- Born: 18 February 1913
- Died: 29 February 1996 (aged 83)
- Occupation: Missionary in Japan

= Federico Barbaro =

Italian missionary in Japan

Federico Barbaro, S.D.B. (18 February 1913 – 29 February 1996) was an Italian missionary in Japan, of the congregation of the Salesians of Don Bosco, also active as a teacher, translator and essayist.

Barbaro was born on 18 February 1913 in the Cimpello sector of the town of Fiume Veneto, at that time part of the province of Udine. After taking his first religious vows in 1931 and doing philosophical studies at the Pontifical Gregorian University in Rome, he left for Japan in 1935. He finished his theological studies there and in 1941 was ordained as a priest in Tokyo.
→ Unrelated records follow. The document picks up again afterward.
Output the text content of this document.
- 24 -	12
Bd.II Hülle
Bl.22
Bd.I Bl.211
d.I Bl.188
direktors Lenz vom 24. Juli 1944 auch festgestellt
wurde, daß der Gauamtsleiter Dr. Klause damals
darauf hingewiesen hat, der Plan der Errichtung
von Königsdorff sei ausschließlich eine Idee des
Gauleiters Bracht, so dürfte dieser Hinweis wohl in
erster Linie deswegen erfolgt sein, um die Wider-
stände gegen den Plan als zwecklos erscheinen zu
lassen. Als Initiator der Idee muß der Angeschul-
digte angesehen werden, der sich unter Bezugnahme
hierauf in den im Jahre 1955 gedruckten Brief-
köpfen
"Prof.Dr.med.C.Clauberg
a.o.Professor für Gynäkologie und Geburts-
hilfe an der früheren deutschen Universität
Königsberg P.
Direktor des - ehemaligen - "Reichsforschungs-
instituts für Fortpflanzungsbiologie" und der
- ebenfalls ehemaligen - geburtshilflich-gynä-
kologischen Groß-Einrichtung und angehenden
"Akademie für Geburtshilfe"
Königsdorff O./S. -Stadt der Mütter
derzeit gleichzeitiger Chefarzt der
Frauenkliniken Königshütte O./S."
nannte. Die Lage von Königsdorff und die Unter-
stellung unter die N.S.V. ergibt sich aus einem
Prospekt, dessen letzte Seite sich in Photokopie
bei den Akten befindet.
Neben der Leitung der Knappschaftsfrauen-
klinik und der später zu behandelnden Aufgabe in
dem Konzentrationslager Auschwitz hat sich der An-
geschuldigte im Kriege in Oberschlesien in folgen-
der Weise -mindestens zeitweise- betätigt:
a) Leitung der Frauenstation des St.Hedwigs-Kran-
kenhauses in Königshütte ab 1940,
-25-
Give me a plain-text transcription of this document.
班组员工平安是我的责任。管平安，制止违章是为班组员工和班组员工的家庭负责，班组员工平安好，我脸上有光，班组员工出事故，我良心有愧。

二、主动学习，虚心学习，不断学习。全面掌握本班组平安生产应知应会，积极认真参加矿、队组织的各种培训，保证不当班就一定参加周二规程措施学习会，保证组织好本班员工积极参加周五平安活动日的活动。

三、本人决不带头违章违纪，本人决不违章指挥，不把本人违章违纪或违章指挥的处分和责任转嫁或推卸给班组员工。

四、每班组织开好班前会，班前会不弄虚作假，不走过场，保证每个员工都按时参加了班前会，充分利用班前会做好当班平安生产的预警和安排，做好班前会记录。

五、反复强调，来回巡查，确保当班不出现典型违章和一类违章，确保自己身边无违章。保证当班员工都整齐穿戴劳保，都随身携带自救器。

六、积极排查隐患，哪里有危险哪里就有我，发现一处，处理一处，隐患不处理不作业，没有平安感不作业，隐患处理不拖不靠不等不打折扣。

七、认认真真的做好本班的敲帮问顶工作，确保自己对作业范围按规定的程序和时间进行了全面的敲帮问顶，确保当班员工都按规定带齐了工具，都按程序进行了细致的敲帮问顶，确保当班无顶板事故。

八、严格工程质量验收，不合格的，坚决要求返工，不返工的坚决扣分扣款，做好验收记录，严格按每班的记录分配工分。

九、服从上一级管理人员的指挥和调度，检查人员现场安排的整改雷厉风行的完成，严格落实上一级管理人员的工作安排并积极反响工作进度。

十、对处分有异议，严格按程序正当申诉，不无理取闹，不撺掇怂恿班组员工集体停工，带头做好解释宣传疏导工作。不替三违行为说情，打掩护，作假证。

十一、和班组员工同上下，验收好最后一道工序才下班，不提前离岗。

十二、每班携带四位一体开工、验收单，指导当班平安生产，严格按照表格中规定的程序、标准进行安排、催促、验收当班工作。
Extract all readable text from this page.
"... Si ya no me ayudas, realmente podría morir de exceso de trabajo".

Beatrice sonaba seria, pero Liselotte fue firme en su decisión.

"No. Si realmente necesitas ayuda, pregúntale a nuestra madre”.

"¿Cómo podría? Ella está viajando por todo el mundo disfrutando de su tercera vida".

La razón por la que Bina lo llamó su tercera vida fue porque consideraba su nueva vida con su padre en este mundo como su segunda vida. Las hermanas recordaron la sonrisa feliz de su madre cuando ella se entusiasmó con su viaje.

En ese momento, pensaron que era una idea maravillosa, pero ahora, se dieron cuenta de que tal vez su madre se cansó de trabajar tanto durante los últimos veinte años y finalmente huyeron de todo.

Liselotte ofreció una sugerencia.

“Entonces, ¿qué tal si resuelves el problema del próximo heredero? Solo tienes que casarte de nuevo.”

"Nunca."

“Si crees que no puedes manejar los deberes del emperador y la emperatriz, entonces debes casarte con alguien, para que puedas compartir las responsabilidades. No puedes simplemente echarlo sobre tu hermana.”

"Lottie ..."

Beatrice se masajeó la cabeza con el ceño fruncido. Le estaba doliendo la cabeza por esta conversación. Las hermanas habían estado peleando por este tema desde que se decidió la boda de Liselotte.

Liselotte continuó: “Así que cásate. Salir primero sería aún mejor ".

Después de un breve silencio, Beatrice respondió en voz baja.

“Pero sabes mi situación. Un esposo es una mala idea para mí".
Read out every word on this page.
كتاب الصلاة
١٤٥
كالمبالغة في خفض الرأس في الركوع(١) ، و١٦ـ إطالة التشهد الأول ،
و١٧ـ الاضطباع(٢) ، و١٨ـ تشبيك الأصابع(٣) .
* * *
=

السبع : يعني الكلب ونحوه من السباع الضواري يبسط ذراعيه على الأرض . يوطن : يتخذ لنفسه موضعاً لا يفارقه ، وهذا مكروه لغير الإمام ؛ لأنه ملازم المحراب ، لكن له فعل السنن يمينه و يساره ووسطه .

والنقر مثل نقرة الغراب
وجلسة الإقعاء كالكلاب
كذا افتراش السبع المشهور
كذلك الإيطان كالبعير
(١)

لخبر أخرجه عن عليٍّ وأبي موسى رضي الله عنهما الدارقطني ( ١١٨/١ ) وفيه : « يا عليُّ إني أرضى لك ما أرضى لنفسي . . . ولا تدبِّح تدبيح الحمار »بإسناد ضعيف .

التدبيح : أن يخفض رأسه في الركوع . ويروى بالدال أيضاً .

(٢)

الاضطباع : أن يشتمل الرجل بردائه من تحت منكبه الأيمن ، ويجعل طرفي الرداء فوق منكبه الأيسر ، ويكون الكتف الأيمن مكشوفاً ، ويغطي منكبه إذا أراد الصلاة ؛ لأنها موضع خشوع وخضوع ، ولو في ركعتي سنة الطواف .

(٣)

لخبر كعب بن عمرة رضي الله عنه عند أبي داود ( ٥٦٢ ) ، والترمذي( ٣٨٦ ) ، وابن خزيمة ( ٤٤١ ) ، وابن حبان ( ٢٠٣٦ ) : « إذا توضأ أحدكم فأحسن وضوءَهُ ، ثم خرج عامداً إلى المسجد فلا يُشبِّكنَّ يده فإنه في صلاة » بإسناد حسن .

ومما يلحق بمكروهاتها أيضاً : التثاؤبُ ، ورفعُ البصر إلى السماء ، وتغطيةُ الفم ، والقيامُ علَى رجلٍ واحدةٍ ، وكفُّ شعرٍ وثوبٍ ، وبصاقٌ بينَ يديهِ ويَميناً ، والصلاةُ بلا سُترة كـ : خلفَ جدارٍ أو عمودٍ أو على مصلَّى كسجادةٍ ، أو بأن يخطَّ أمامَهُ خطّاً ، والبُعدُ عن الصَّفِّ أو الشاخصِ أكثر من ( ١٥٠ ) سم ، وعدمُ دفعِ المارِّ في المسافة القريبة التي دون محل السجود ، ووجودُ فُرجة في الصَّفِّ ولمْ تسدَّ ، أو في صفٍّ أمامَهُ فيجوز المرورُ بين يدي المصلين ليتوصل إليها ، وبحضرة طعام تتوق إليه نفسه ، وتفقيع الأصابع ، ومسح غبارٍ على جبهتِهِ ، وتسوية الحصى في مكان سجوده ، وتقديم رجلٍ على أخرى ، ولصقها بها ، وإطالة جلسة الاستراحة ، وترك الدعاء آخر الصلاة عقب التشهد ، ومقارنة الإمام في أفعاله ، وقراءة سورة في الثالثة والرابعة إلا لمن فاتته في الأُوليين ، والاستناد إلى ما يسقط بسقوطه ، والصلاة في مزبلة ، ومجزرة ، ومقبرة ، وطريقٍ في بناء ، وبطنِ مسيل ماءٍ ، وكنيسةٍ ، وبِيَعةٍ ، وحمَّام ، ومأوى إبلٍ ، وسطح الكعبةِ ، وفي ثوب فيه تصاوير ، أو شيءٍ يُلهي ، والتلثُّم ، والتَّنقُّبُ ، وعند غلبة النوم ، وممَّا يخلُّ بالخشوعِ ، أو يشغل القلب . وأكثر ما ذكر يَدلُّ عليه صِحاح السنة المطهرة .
Afterwards he served as a teacher of philosophy and theology at the Salesian Institute of Misaki and Tokyo as well as various private and public Japanese lecture courses. From 1950 to 1956 he directed the Salesian publisher Don Bosco Sha in Tokyo. There he produced the journal Katorikku Seikatsu (Catholic Life).

Barbaro's bibliography includes over 120 publications and 2000 articles. His name is especially associated with a complete translation of the Bible into modern Japanese.

Barbaro retired to his native country and was stationed at the Don Bosco Center in the city of Pordenone, where he died on 29 February 1996.